Scientists at the University of Chicago have demonstrated a way to create infrared light using colloidal quantum dots. Colloidal quantum dots are tiny crystals – you could fit a billion into the period at the end of this sentence – that emit different colors of light, depending on how big you make them. They are very efficient and are already being used in quantum-dot televisions, but in that case, they are used to make visible light.

(Funded in part by the U.S. Department of Energy and the National Science Foundation)

Small metal nanoparticles anchored on a thermally stable oxide, like silica, are a major class of catalysts, which are substances used to accelerate chemical reactions without being consumed themselves. The catalytic reaction usually occurs on the reactive metal nanoparticles, but on some catalysts, hydrogen atom-like equivalents spill from the metal nanoparticles to the oxide. These hydrogen-on-oxide species are called "hydrogen spillover." Now, researchers from Penn State, the University of Houston, and Trinity University in San Antonio, TX, have discovered how and why hydrogen spillover occurs and have provided the first quantitative measurement of the process. 

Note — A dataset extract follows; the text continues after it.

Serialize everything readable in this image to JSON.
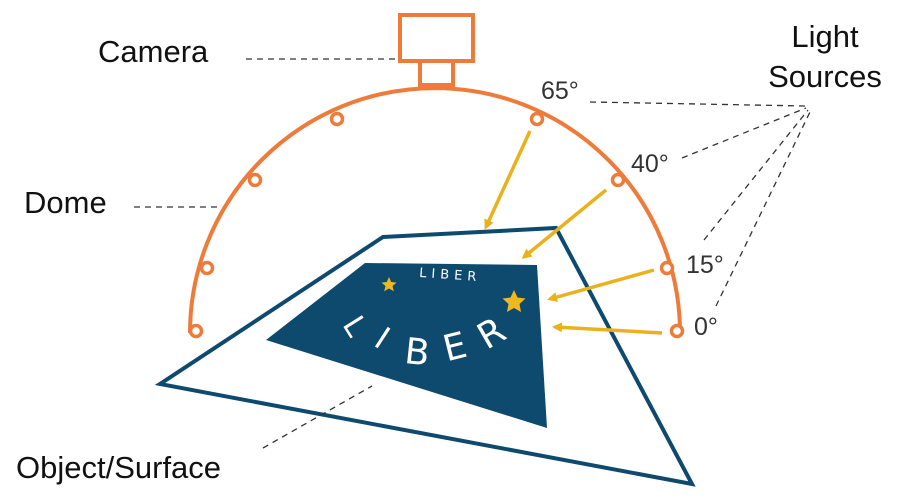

(Funded in part by the U.S. Department of Energy)

Researchers from the U.S. Department of Energy's Oak Ridge National Laboratory and Ulster University in Belfast, UK, have reviewed leading work in subsurface nanometrology, the science of internal measurement at the nanoscale level, and have suggested that quantum sensing could become the foundation for the field's next era of discoveries. Potential applications could range from mapping intracellular structures for targeted drug delivery to characterizing quantum materials and nanostructures for the advancement of quantum computing.

(Funded in part by the National Institutes of Health)

Researchers from the University of Massachusetts Amherst and Cyta Therapeutics, Inc. (Lowell, MA) have used a nanogel-based carrier to deliver a drug exclusively to the liver of obese mice, effectively reversing their diet-induced disease. The researchers gave the drug – which mimics a synthetic thyroid hormone – daily to obese mice. The drug was packaged inside the nanogel and delivered to the mice through their abdominal cavities. After five weeks of treatment, the mice returned to a normal weight, their cholesterol levels dropped, and their liver inflammation was resolved.

(Funded in part by the U.S. Department of Agriculture)

Researchers from Case Western Reserve University and 4D Maker LLC in Okemos, MI, are developing a "smart packaging" system to monitor temperature fluctuations, moisture changes, and pathogens in perishable food products during transportation. A central feature of the system is a small, self-powered monitoring device consisting of flexible sensors and triboelectric nanogenerators, which convert mechanical energy into electricity.